A ball is projected horizontally from the edge
of a table that is 1.49 m high, and it strikes
the floor at a point 1.01 m from the base of
the table.
The acceleration of gravity is 9.8 m/s
2
.
What is the initial speed of the ball?
Answer in units of m/
To find the initial speed of the ball, we can use the kinematic equation:
h = ut + (1/2)gt^2
Where:
h = height of the table
u = initial velocity (which is what we're trying to find)
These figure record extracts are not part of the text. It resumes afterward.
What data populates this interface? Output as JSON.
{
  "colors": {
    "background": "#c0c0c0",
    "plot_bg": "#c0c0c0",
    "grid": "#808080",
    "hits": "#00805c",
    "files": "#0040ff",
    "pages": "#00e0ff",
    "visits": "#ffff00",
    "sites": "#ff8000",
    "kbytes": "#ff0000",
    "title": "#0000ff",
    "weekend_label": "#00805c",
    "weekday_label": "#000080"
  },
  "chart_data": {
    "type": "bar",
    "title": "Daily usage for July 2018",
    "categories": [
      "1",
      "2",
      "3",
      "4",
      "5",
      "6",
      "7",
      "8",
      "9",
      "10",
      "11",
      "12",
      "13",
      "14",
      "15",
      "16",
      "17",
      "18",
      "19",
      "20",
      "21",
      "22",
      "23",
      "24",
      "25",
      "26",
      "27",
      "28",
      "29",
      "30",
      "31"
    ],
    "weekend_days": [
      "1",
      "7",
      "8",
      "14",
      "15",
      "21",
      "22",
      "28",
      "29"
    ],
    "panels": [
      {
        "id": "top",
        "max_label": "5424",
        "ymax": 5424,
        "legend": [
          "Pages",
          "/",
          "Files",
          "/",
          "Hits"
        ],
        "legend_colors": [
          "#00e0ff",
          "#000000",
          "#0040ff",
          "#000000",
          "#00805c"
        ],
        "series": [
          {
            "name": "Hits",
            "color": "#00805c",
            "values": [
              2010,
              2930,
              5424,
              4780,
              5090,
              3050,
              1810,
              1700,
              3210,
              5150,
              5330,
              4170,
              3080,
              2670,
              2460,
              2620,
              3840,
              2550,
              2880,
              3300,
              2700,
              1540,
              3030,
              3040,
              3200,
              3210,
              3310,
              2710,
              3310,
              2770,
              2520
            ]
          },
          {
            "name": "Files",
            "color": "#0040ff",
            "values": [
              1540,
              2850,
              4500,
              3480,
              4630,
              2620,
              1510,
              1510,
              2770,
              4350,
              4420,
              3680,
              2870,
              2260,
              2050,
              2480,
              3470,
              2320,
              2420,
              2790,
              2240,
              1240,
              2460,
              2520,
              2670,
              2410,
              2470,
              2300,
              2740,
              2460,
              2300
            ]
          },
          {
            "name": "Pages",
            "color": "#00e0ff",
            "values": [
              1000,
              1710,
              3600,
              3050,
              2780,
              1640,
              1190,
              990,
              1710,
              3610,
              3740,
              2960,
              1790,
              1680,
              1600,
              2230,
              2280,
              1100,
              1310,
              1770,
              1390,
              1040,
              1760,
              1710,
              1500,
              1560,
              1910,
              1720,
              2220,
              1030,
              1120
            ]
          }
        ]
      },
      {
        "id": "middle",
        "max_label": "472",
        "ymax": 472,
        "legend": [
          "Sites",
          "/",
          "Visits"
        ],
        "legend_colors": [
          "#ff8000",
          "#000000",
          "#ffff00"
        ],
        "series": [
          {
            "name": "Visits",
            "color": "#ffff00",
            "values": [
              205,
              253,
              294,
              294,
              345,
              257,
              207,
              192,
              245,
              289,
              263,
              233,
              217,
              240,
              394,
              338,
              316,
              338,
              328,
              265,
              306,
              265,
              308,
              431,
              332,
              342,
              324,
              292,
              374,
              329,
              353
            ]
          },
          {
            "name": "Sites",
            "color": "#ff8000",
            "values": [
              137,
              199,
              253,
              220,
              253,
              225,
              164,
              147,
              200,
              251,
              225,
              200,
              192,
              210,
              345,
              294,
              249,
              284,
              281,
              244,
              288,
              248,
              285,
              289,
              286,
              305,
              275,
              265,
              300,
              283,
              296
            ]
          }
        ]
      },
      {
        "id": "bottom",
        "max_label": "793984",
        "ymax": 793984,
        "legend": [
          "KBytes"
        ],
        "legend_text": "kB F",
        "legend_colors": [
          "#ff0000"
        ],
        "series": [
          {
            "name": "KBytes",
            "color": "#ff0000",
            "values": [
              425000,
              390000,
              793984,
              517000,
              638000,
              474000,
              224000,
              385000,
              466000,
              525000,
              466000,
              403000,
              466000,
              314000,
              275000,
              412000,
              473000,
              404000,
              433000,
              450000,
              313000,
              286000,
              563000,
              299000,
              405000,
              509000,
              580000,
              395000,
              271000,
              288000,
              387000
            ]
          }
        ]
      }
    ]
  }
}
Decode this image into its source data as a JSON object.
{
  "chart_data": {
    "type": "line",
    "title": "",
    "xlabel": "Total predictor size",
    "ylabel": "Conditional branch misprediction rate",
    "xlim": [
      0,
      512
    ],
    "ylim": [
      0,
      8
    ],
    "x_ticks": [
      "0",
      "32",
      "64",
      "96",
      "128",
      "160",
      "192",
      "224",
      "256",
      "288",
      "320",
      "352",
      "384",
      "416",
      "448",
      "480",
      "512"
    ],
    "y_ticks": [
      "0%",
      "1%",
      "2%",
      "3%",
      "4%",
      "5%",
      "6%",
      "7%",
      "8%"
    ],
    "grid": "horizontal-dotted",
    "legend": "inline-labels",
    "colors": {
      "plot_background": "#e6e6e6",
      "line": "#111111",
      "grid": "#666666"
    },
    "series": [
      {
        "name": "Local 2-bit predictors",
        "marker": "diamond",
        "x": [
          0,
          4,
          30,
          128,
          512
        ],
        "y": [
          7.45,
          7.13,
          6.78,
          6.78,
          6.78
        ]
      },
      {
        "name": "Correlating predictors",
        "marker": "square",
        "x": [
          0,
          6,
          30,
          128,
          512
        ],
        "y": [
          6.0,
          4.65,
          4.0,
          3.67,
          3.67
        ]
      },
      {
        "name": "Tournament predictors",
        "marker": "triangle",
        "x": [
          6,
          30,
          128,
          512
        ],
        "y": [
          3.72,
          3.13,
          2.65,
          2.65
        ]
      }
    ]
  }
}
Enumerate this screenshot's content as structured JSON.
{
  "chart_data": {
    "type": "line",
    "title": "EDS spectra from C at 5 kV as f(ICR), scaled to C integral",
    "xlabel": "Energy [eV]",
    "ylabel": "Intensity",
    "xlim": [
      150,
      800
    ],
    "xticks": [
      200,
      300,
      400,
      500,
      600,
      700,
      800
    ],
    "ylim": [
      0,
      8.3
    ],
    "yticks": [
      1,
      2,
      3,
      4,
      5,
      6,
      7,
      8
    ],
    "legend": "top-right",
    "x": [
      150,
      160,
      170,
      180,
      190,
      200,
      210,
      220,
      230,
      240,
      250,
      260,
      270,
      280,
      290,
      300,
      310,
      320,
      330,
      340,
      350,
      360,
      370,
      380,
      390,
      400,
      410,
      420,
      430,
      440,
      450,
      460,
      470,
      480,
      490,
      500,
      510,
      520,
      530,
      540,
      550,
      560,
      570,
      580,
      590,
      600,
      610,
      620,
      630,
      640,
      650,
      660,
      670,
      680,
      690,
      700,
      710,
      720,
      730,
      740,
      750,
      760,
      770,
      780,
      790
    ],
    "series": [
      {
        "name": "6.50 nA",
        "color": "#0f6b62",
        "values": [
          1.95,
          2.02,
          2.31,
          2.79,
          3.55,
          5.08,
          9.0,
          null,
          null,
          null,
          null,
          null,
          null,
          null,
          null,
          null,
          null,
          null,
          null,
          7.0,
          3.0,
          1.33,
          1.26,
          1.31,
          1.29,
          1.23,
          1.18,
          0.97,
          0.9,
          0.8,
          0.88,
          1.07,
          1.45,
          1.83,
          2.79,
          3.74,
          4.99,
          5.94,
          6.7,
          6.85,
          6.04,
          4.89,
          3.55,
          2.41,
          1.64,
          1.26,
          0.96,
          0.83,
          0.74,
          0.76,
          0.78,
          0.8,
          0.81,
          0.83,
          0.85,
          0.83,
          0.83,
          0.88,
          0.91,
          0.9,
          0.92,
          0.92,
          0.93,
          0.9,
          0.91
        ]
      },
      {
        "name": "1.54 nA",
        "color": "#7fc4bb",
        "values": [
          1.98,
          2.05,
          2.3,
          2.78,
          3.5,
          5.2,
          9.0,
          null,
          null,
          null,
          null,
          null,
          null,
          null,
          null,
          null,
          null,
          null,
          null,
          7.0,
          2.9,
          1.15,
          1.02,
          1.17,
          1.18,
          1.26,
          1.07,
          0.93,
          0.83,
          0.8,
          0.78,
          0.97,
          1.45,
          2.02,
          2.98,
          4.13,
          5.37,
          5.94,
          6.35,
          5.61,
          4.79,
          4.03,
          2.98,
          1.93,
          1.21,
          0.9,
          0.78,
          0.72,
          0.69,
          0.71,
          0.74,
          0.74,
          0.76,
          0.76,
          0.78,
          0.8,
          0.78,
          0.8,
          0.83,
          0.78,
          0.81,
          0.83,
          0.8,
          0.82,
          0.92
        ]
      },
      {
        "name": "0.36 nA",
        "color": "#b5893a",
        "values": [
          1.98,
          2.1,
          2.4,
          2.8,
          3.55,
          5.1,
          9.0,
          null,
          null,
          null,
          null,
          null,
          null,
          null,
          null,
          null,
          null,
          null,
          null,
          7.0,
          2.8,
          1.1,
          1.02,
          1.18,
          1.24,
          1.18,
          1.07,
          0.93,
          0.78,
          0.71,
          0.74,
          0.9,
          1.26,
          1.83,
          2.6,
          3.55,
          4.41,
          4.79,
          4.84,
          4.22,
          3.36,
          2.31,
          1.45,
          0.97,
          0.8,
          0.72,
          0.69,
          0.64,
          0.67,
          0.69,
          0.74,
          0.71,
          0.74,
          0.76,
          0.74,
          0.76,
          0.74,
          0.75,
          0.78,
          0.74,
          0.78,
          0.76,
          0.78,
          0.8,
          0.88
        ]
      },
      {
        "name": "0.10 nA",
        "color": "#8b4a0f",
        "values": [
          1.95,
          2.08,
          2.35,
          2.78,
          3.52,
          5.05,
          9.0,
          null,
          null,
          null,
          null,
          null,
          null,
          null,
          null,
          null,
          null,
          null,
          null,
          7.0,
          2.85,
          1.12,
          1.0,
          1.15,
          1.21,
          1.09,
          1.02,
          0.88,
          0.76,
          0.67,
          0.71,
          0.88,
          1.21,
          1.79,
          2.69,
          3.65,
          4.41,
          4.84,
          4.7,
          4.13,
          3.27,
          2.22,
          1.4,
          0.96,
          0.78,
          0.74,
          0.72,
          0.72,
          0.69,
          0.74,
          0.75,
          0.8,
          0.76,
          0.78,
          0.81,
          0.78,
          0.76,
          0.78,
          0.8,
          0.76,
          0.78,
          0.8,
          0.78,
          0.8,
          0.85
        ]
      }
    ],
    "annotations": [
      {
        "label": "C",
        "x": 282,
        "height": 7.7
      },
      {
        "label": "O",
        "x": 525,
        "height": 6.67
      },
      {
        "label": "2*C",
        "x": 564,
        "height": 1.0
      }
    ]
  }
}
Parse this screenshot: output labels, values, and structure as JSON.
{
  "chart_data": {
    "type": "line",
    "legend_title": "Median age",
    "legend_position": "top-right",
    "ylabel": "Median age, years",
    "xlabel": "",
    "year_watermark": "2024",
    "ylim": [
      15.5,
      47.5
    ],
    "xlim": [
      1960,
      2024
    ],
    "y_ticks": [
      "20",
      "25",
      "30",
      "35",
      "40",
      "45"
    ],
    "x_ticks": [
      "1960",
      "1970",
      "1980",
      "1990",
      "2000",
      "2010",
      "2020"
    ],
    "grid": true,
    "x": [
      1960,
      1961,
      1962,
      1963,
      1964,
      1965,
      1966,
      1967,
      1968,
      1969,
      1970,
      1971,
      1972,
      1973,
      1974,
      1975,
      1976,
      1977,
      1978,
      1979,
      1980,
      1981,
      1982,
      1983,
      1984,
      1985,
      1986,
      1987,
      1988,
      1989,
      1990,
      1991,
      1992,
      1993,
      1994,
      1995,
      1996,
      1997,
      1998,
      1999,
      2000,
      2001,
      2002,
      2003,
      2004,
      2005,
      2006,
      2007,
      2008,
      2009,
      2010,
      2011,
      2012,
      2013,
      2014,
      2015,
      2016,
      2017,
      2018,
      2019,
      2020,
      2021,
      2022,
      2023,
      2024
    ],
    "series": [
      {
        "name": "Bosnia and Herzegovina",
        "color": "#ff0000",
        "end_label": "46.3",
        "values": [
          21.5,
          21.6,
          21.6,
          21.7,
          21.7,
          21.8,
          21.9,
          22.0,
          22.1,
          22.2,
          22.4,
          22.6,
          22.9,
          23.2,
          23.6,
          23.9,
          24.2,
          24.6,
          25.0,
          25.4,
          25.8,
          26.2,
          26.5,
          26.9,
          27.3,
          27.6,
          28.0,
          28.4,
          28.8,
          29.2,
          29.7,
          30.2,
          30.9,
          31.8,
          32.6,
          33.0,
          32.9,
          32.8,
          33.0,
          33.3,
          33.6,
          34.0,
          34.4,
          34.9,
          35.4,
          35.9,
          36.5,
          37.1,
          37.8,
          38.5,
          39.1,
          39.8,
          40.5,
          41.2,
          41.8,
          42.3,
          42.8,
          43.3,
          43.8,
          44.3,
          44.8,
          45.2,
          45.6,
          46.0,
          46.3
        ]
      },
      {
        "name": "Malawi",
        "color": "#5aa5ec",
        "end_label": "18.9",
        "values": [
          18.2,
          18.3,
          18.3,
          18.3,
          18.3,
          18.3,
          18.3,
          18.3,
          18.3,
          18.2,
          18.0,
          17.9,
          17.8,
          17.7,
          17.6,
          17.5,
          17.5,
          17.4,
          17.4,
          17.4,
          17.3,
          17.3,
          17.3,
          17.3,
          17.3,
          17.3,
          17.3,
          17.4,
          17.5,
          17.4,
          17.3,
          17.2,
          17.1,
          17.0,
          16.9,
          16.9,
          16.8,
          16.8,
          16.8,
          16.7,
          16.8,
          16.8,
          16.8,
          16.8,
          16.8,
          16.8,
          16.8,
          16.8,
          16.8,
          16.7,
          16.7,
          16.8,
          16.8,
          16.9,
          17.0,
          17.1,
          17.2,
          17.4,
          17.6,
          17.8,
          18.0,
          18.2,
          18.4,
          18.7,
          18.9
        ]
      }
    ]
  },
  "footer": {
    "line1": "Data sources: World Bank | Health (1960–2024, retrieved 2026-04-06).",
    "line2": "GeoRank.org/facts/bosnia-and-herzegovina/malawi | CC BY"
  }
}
g = acceleration due to gravity
t = time of flight
Since the ball is projected horizontally, the time of flight, t, can be determined using the equation:
t = sqrt((2h)/g)
Substituting the given values:
h = 1.49 m
g = 9.8 m/s^2
t = sqrt((2 * 1.49) / 9.8)
t = sqrt(0.303)
Now, we can use the equation h = ut to find the initial velocity, u.
1.01 = u * sqrt(0.303)
Solving for u:
u = 1.01 / sqrt(0.303)
Calculating:
u ≈ 1.85 m/s
Therefore, the initial speed of the ball is approximately 1.85 m/s.
To find the initial speed of the ball, we can use the formula for the horizontal distance traveled by a projectile:
d = V_x * t
Where:
d = horizontal distance traveled (1.01 m)
V_x = initial horizontal velocity (which we need to find)
t = time of flight
First, we need to find the time of flight. We can use the formula for the vertical displacement of a projectile:
h = (1/2) * g * t^2
Where:
h = vertical displacement (1.49 m)
g = acceleration due to gravity (9.8 m/s^2)
t = time of flight
Rearranging the equation, we get:
t = sqrt((2 * h) / g)
Plugging in the given values, we find:
t = sqrt((2 * 1.49) / 9.8) ≈ 0.56 s
Now that we know the time of flight, we can plug it into the first equation to find the initial horizontal velocity:
1.01 = V_x * 0.56
V_x = 1.01 / 0.56 ≈ 1.803 m/s
Therefore, the initial speed of the ball is approximately 1.803 m/s.